Au sujet des échéances nationales et de tout ce qui n’a pas trait au Hezbollah, Saad Hariri a donc tenu des propos marqués par la modération et l’ouverture. Sans toutefois faire la moindre proposition concrète. Ce qui permet de croire que le courant du Futur et ses parrains ne sont pas encore prêts à faire la moindre concession à l’autre camp, sur aucun dossier. La politique actuelle du chef du courant du Futur serait donc de maintenir autant que possible le statu quo actuel, tout en cherchant à apaiser Aoun pour l’empêcher de descendre de nouveau dans la rue. D’ailleurs, selon des sources proches du courant du Futur, les dernières concertations, qui se sont déroulées à Djeddah entre Saad Hariri et ses principaux lieutenants, notamment l’ancien Premier ministre Fouad Siniora et le ministre Nouhad Machnouk, ainsi que son conseiller Nader Hariri, ont montré des divergences entre d’une part Siniora et Rifi, qui refusent de faire la moindre concession à Aoun, et Nouhad Machnouk et Nader Hariri, d’autre part, qui estiment qu’il faudrait dialoguer avec lui.

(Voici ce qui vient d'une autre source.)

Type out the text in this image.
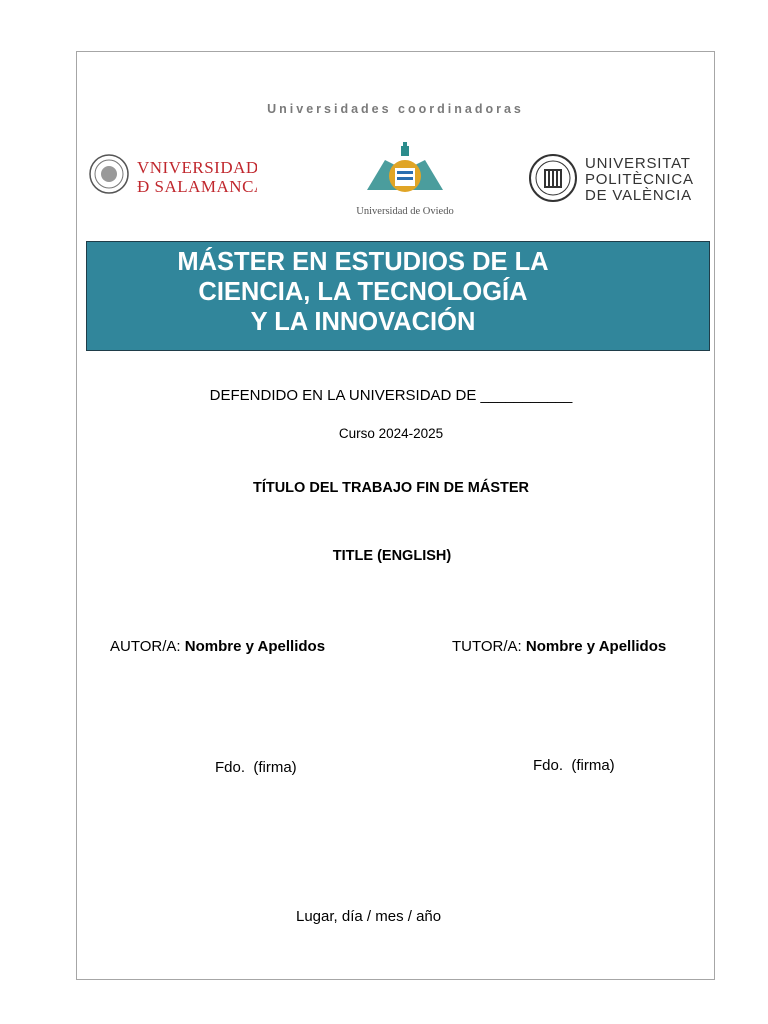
Universidades coordinadoras
VNIVERSIDAD
Ð SALAMANCA
Universidad de Oviedo
UNIVERSITAT
POLITÈCNICA
DE VALÈNCIA
MÁSTER EN ESTUDIOS DE LA
CIENCIA, LA TECNOLOGÍA
Y LA INNOVACIÓN
DEFENDIDO EN LA UNIVERSIDAD DE ___________
Curso 2024-2025
TÍTULO DEL TRABAJO FIN DE MÁSTER
TITLE (ENGLISH)
AUTOR/A: Nombre y Apellidos	TUTOR/A: Nombre y Apellidos
Fdo.  (firma)	Fdo.  (firma)
Lugar, día / mes / año
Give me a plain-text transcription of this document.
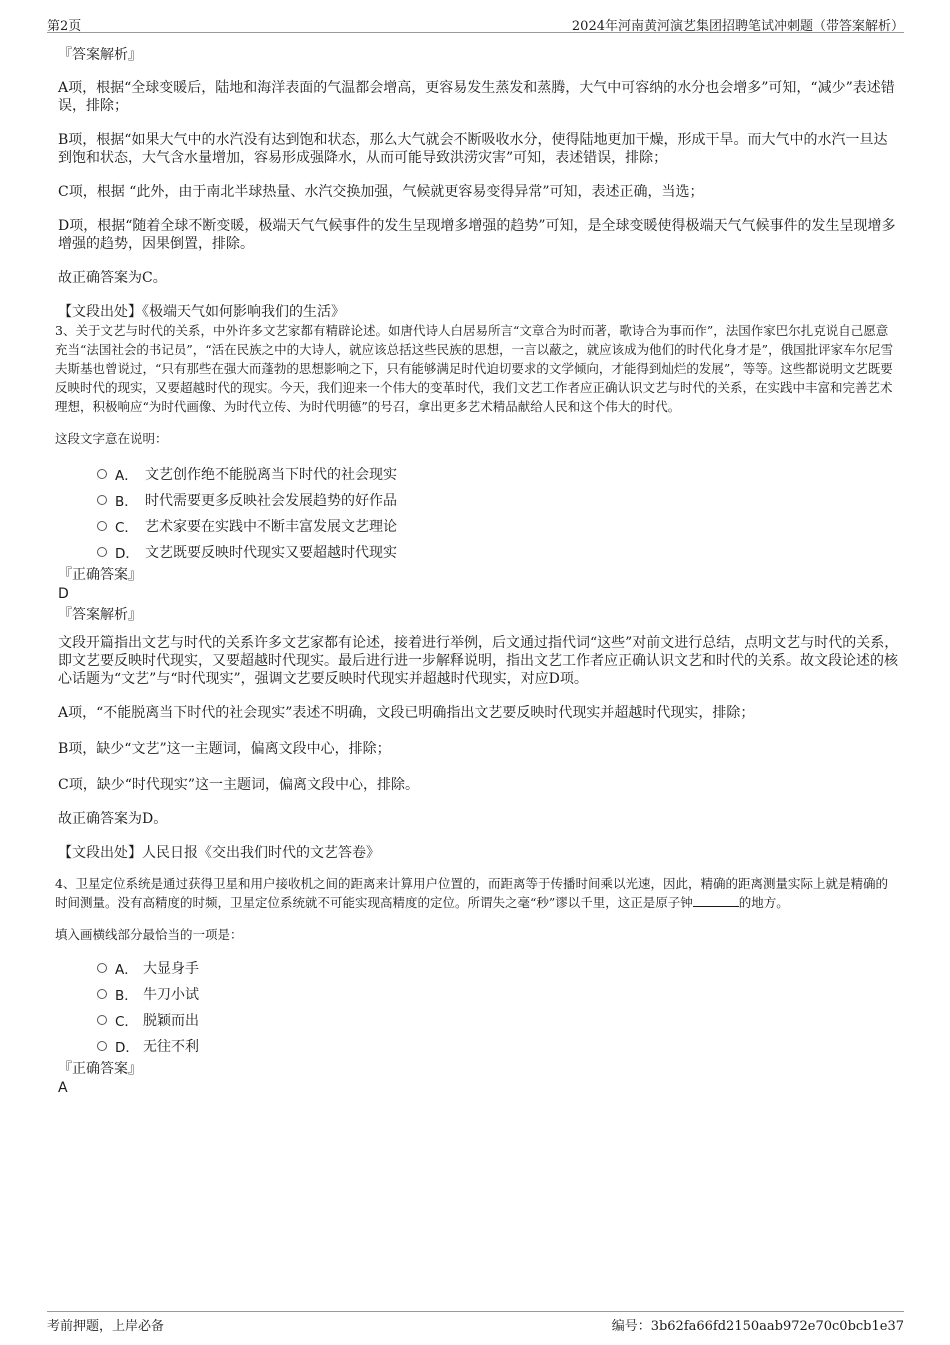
第2页	2024年河南黄河演艺集团招聘笔试冲刺题（带答案解析）

『答案解析』

A项，根据“全球变暖后，陆地和海洋表面的气温都会增高，更容易发生蒸发和蒸腾，大气中可容纳的水分也会增多”可知，“减少”表述错误，排除；

B项，根据“如果大气中的水汽没有达到饱和状态，那么大气就会不断吸收水分，使得陆地更加干燥，形成干旱。而大气中的水汽一旦达到饱和状态，大气含水量增加，容易形成强降水，从而可能导致洪涝灾害”可知，表述错误，排除；

C项，根据 “此外，由于南北半球热量、水汽交换加强，气候就更容易变得异常”可知，表述正确，当选；

D项，根据“随着全球不断变暖，极端天气气候事件的发生呈现增多增强的趋势”可知，是全球变暖使得极端天气气候事件的发生呈现增多增强的趋势，因果倒置，排除。

故正确答案为C。

【文段出处】《极端天气如何影响我们的生活》

3、关于文艺与时代的关系，中外许多文艺家都有精辟论述。如唐代诗人白居易所言“文章合为时而著，歌诗合为事而作”，法国作家巴尔扎克说自己愿意充当“法国社会的书记员”，“活在民族之中的大诗人，就应该总括这些民族的思想，一言以蔽之，就应该成为他们的时代化身才是”，俄国批评家车尔尼雪夫斯基也曾说过，“只有那些在强大而蓬勃的思想影响之下，只有能够满足时代迫切要求的文学倾向，才能得到灿烂的发展”，等等。这些都说明文艺既要反映时代的现实，又要超越时代的现实。今天，我们迎来一个伟大的变革时代，我们文艺工作者应正确认识文艺与时代的关系，在实践中丰富和完善艺术理想，积极响应“为时代画像、为时代立传、为时代明德”的号召，拿出更多艺术精品献给人民和这个伟大的时代。

这段文字意在说明：

A． 文艺创作绝不能脱离当下时代的社会现实
B． 时代需要更多反映社会发展趋势的好作品
C． 艺术家要在实践中不断丰富发展文艺理论
D． 文艺既要反映时代现实又要超越时代现实

『正确答案』

D

『答案解析』

文段开篇指出文艺与时代的关系许多文艺家都有论述，接着进行举例，后文通过指代词“这些”对前文进行总结，点明文艺与时代的关系，即文艺要反映时代现实，又要超越时代现实。最后进行进一步解释说明，指出文艺工作者应正确认识文艺和时代的关系。故文段论述的核心话题为“文艺”与“时代现实”，强调文艺要反映时代现实并超越时代现实，对应D项。

A项，“不能脱离当下时代的社会现实”表述不明确，文段已明确指出文艺要反映时代现实并超越时代现实，排除；

B项，缺少“文艺”这一主题词，偏离文段中心，排除；

C项，缺少“时代现实”这一主题词，偏离文段中心，排除。

故正确答案为D。

【文段出处】人民日报《交出我们时代的文艺答卷》

4、卫星定位系统是通过获得卫星和用户接收机之间的距离来计算用户位置的，而距离等于传播时间乘以光速，因此，精确的距离测量实际上就是精确的时间测量。没有高精度的时频，卫星定位系统就不可能实现高精度的定位。所谓失之毫“秒”谬以千里，这正是原子钟	的地方。

填入画横线部分最恰当的一项是：

A． 大显身手
B． 牛刀小试
C． 脱颖而出
D． 无往不利

『正确答案』

A

考前押题，上岸必备	编号：3b62fa66fd2150aab972e70c0bcb1e37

C’est pourquoi, dans son discours de dimanche, Saad Hariri a préféré rester dans les généralités, dans l’espoir de gagner du temps, jusqu’à ce que les développements régionaux se précisent. Il n’a finalement pas eu tort, puisque l’accord sur le nucléaire a été conclu au grand dam des Saoudiens, qui ne cachent pas leur malaise à son sujet. Toutes les parties sont actuellement en train de revoir leurs calculs, mais concernant le courant du Futur, la décision appartiendra à Riyad : si ce pays décide de poursuivre la confrontation indirecte avec l’Iran sur les différentes scènes arabes, le Liban n’est pas près de trouver des solutions à ses problèmes. Riyad peut aussi décider de maintenir la confrontation sur certaines scènes, comme la Syrie, et pas dans d’autres, comme le Liban et peut-être le Yémen. Dans ce cas, le Liban pourrait commencer à chercher des solutions. Enfin, un dialogue pourrait s’établir entre Téhéran et Riyad sur tous les dossiers. Ce qui serait la meilleure formule, selon le président de la Chambre Nabih Berry.